Note: If you do not have a pizza peel or a pizza stone, spread a baking sheet with cornmeal, then place the rolled out dough on the baking sheet and top as described in step 4 and continue with the rest of the recipe.

Carrot Cake Quick-Bread

What do you do with a 5 pound bag of Costco carrots? (Besides sending out an APB to all neighborhood rabbits.) Resist the urge to eat them all plain (you’ll turn orange) or bake them into a cake (you’ll turn into a giant orange version of yourself).

Instead, try them in a quick-bread, where shredded carrots and whole wheat flour combine with the warming spices of cinnamon and ginger. The result is a tender loaf that makes a healthy breakfast just that much more enticing.

Thick slices of this are reminiscent of carrot cake, but the minimal sweetness and heart healthy ingredients are something you can feel virtuous about. For all of you that closed the tab because you felt threatened just at the thought of fiber invading your baked goods, don’t worry. Buttermilk is a two-pronged attack on dry and dense bread. The reaction between the acidic buttermilk and the baking soda creates bubbles of carbon dioxide gas within the batter, which help to lighten the crumb. Secondly, the thick texture of the tangy buttermilk keeps the dough from becoming too dry. If you don’t have buttermilk on hand because really, who does, I have a quick solution.

Combine regular low-fat milk with some type of acid, and let it sit for a few minutes. (I prefer lemon juice, but white or apple cider vinegar works as well.) In order to further the success of this quick-bread, as well as any other quick-breads you may make, gently stir the batter until everything is just incorporated.
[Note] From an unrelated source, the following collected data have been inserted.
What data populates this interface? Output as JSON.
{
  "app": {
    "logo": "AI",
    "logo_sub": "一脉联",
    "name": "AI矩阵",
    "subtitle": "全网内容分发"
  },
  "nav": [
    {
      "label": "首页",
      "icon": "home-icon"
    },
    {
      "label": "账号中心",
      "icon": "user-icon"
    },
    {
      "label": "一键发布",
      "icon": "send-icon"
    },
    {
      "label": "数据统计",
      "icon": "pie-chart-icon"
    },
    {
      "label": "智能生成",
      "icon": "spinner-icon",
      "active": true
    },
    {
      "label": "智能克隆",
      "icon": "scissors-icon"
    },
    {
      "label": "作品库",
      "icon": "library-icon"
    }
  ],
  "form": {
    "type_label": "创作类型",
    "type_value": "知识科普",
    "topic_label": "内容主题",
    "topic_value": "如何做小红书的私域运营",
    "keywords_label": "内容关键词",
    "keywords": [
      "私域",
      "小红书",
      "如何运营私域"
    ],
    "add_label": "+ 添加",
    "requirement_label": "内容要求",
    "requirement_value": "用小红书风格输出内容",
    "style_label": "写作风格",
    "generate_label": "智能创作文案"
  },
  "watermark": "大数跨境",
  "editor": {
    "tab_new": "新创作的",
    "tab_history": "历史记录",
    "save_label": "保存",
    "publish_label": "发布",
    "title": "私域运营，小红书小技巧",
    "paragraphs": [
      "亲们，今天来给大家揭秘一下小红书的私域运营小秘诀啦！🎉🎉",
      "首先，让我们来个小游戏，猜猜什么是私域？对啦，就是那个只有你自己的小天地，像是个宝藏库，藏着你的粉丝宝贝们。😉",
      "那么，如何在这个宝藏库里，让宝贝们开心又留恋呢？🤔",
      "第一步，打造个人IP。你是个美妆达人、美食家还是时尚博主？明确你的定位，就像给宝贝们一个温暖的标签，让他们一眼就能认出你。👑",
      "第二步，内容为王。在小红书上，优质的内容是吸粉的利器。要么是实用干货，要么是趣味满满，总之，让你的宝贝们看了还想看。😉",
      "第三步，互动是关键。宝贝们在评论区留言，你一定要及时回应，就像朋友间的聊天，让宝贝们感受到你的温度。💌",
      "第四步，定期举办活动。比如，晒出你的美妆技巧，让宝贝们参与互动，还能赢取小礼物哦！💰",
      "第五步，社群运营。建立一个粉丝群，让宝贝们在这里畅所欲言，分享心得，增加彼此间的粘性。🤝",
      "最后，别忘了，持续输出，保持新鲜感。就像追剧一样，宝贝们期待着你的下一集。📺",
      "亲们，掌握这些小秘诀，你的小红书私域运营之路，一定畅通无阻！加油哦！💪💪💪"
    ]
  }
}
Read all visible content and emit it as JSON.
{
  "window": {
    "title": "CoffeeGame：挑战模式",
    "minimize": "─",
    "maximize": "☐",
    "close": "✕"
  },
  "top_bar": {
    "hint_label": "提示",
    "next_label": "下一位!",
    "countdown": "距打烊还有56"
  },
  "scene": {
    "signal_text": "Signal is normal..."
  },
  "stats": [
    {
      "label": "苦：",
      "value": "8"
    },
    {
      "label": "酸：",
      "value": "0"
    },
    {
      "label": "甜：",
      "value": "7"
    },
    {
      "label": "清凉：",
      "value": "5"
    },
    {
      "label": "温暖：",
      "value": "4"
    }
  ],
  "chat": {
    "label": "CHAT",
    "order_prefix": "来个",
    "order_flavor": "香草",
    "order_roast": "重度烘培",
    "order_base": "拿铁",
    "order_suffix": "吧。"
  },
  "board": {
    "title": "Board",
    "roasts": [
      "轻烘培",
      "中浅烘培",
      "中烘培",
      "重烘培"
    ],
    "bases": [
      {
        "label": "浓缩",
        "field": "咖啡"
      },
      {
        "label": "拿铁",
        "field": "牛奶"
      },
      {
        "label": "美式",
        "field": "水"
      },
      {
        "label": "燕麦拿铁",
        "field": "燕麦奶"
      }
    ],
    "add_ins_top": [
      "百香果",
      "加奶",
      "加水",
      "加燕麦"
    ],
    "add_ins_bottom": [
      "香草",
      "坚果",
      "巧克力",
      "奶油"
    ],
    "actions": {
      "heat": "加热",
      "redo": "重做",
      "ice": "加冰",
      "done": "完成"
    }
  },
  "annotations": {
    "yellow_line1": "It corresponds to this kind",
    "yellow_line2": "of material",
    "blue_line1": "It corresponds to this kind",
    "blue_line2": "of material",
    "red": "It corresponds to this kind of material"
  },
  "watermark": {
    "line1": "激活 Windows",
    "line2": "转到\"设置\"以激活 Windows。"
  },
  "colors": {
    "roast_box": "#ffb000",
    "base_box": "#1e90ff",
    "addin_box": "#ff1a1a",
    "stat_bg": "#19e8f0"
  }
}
Overly zealous stirring creates more gluten, which will make this bread dense and dry.

Admittedly, this is more work that pouring a bowl of cereal at 7 am, but once you get a taste of this tender, slightly spicy treat, you won’t regret any of the time spent making it. It’s hard to imagine anyone’s morning not improving with toasted slices of this bread. Try it spread with jam or almond butter and start your day off on the right foot.


Enjoy!

Carrot Cake Quick-bread

Makes 1 9″ x 5″ loaf (8-12 slices)

1/2 cup milk

1/2 tablespoon lemon juice

1/3 cup granulated sugar

2 eggs

3 tablespoons vegetable oil

2 cups grated carrots

1 teaspoon cinnamon

1/2 teaspoon ginger

1 teaspoon baking soda

1 teaspoon baking powder

1/4 teaspoon table salt

1 1/4 cups all-purpose flour

3/4 cup whole wheat flour

1/2 cup toasted walnuts, coarsely chopped

1. Preheat the oven to 350F and brush a 9″ X 5″ loaf pan with oil.
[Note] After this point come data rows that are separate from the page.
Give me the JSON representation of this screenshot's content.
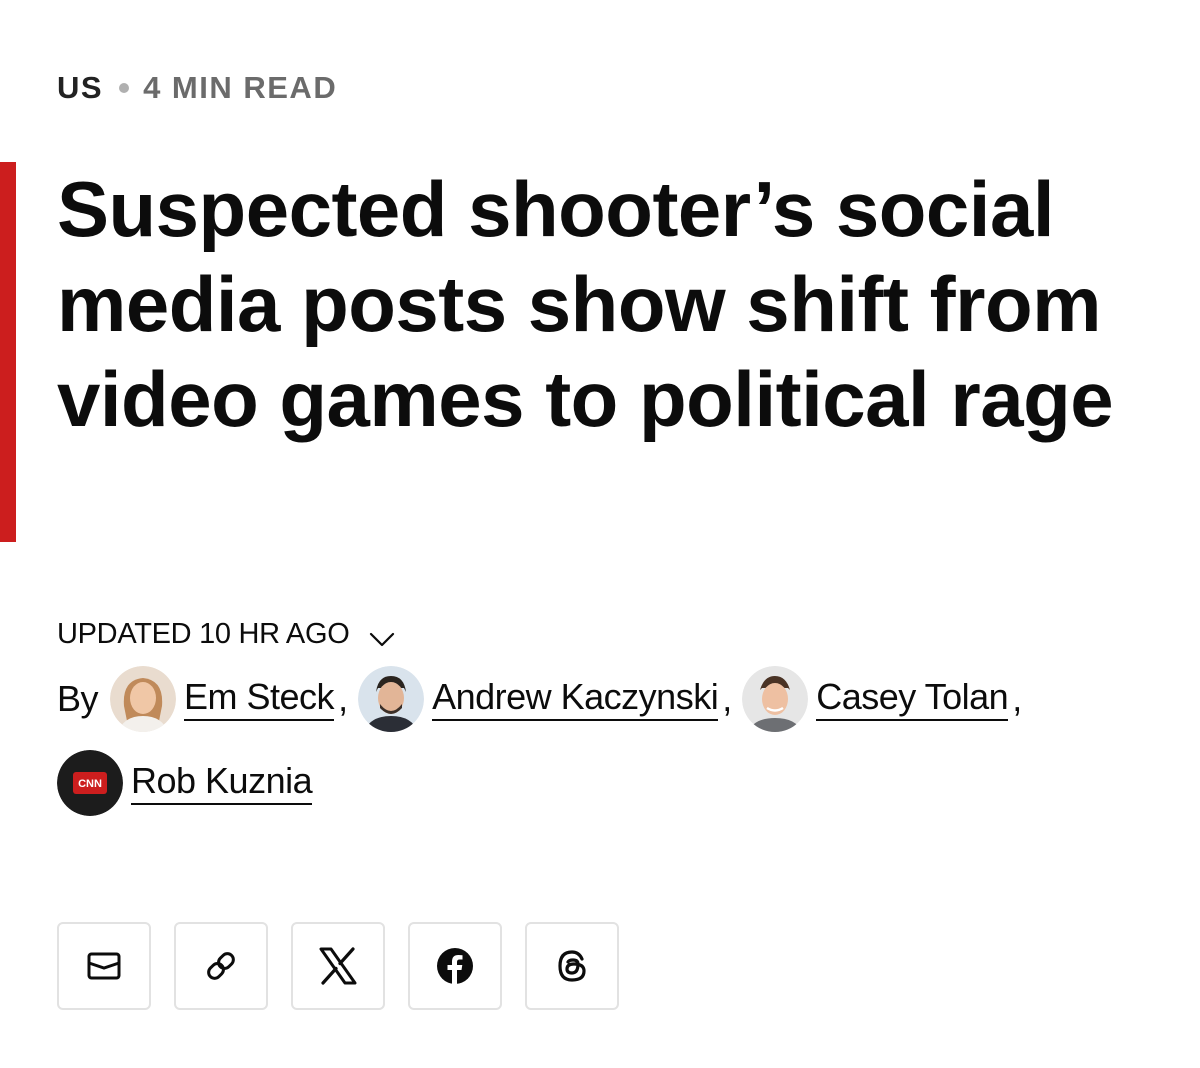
{
  "kicker": {
    "section": "US",
    "read_time": "4 MIN READ"
  },
  "headline": "Suspected shooter’s social media posts show shift from video games to political rage",
  "updated": {
    "label": "UPDATED 10 HR AGO",
    "icon": "chevron-down-icon"
  },
  "byline": {
    "prefix": "By",
    "separator": ",",
    "authors": [
      {
        "name": "Em Steck",
        "avatar": "author-photo"
      },
      {
        "name": "Andrew Kaczynski",
        "avatar": "author-photo"
      },
      {
        "name": "Casey Tolan",
        "avatar": "author-photo"
      },
      {
        "name": "Rob Kuznia",
        "avatar": "cnn-logo",
        "logo_text": "CNN"
      }
    ]
  },
  "share": {
    "buttons": [
      {
        "icon": "email-icon"
      },
      {
        "icon": "link-icon"
      },
      {
        "icon": "x-logo-icon"
      },
      {
        "icon": "facebook-icon"
      },
      {
        "icon": "threads-icon"
      }
    ]
  },
  "colors": {
    "accent": "#cc1e1e",
    "text": "#0c0c0c",
    "muted": "#6b6b6b",
    "border": "#e2e2e2"
  }
}
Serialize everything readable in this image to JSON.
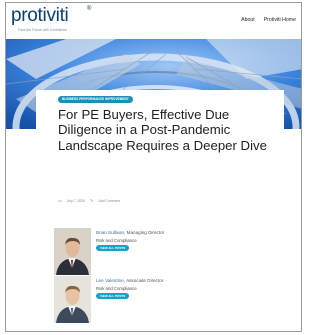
{
  "header": {
    "logo": "protiviti",
    "logo_mark": "®",
    "tagline": "Face the Future with Confidence",
    "nav": [
      {
        "label": "About"
      },
      {
        "label": "Protiviti Home"
      }
    ]
  },
  "article": {
    "category": "BUSINESS PERFORMANCE IMPROVEMENT",
    "title": "For PE Buyers, Effective Due Diligence in a Post-Pandemic Landscape Requires a Deeper Dive",
    "date": "July 7, 2020",
    "comments": "Add Comment"
  },
  "authors": [
    {
      "name": "Brian Sullivan",
      "role": ", Managing Director",
      "area": "Risk and Compliance",
      "button": "VIEW ALL POSTS"
    },
    {
      "name": "Lee Valentine",
      "role": ", Associate Director",
      "area": "Risk and Compliance",
      "button": "VIEW ALL POSTS"
    }
  ],
  "colors": {
    "brand": "#0b3f6e",
    "accent": "#19a0c7",
    "link": "#3a6fb5"
  }
}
2. Mix the milk and lemon juice and set aside to thicken into a faux-buttermilk, for 5 minutes.

3. In a large bowl, whisk together the sugar and eggs. Next, whisk in the oil and “buttermilk.”

4. Stir in the grated carrots until well combined.
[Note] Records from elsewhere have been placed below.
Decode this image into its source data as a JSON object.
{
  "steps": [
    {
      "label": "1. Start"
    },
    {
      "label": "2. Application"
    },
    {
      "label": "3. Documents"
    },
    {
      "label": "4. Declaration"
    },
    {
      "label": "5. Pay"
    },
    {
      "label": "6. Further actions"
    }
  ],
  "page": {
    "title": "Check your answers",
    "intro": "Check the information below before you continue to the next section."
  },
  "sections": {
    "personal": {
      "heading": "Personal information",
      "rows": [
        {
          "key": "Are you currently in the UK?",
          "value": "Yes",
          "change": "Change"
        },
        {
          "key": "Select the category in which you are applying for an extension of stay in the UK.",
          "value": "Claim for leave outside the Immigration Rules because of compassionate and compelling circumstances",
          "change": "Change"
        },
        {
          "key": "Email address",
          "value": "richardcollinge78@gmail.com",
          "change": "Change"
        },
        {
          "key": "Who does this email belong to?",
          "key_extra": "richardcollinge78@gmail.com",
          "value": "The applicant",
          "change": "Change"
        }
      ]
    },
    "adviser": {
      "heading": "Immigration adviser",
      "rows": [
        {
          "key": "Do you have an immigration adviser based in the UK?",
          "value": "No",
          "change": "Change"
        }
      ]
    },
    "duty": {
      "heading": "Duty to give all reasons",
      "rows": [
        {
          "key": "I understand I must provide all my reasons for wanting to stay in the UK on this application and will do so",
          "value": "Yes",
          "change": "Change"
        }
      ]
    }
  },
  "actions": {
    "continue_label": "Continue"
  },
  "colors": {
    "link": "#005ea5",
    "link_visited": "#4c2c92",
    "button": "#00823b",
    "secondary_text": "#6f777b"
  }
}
5. Add the cinnamon, ginger, baking soda, baking powder, salt, and flours to the bowl and fold in gently until just combined.

6. Gently fold in the walnuts, making sure that all the flour is incorporated.

7. Pour the batter into the greased loaf pan and smooth it into an even layer.

8. Bake on the middle rack of the oven for 55-65 minutes until golden brown and a toothpick inserted into the center of the bread comes out clean. Let cool the bread in the pan for 10-15 minutes, then remove from the pan and let finish cooling on a wire rack.

Note: This bread freezes very well, so if you did buy a 5 pound bag of Costco carrots, you can double the batch and wrap one loaf in a double layer of plastic wrap, put it in a plastic bag, and freeze for up to 2 months.